Stanislas Dehaene, a cognitive neuroscientist at the Collège de France who has a research interest with fundamental geometric knowledge, said he was impressed with AlphaGeometry's performance. But he observed that he “doesn't 'see' anything about the problems he solves”; rather, it only captures logical and numerical encodings of images. (The drawings in the article are for the benefit of the human reader.) “There is absolutely no spatial awareness of the circles, lines and triangles that the system learns to manipulate,” Dr. Dehaene said. The researchers agreed that a visual component could be valuable; Dr. Luong said it could be added, perhaps within a year, using Google's Gemini, a “multimodal” system that ingests both text and images.

Moving solutions

In early December, Dr. Luong visited his former high school in Ho Chi Minh City, Vietnam, and showed AlphaGeometry to his former teacher and IMO coach, Le Ba Khanh Trinh. Dr. Lê was the top gold medalist at the 1979 Olympiad and won a special prize for his elegant geometric solution. Dr. Lê analyzed one of AlphaGeometry's tests and found it notable but unsatisfactory, Dr. Luong recalled: “he found it mechanical and said it lacks the soul, the beauty of the solution he seeks.”

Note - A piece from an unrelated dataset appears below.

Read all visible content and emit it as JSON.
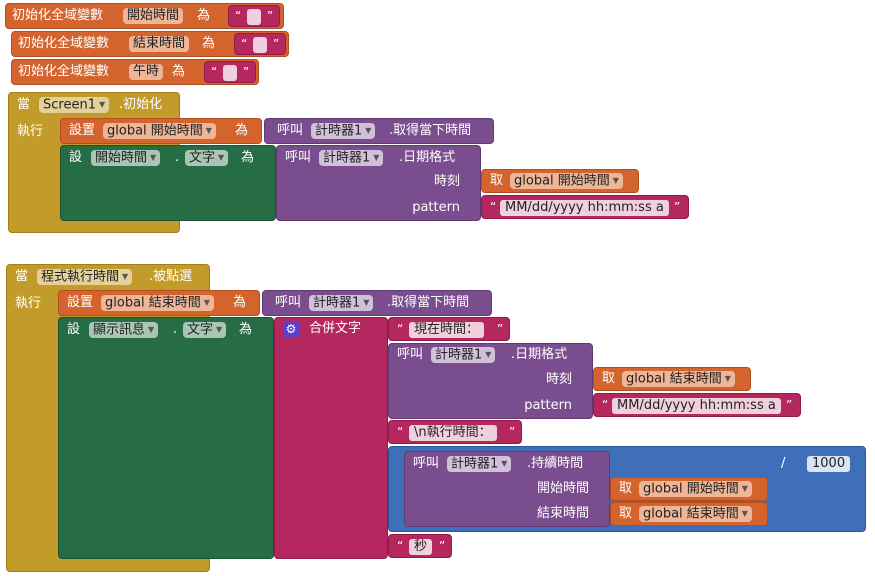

Dr. Trinh had previously asked Evan Chen, a mathematics PhD student at MIT (and IMO coach and Olympic gold medalist) to verify some of AlphaGeometry's work. He was correct, Mr. Chen said, adding that he was intrigued by how the system had found the solutions.

“I'd like to know how the machine works with this,” he said. “But, I mean, I'd also like to know how humans find solutions.”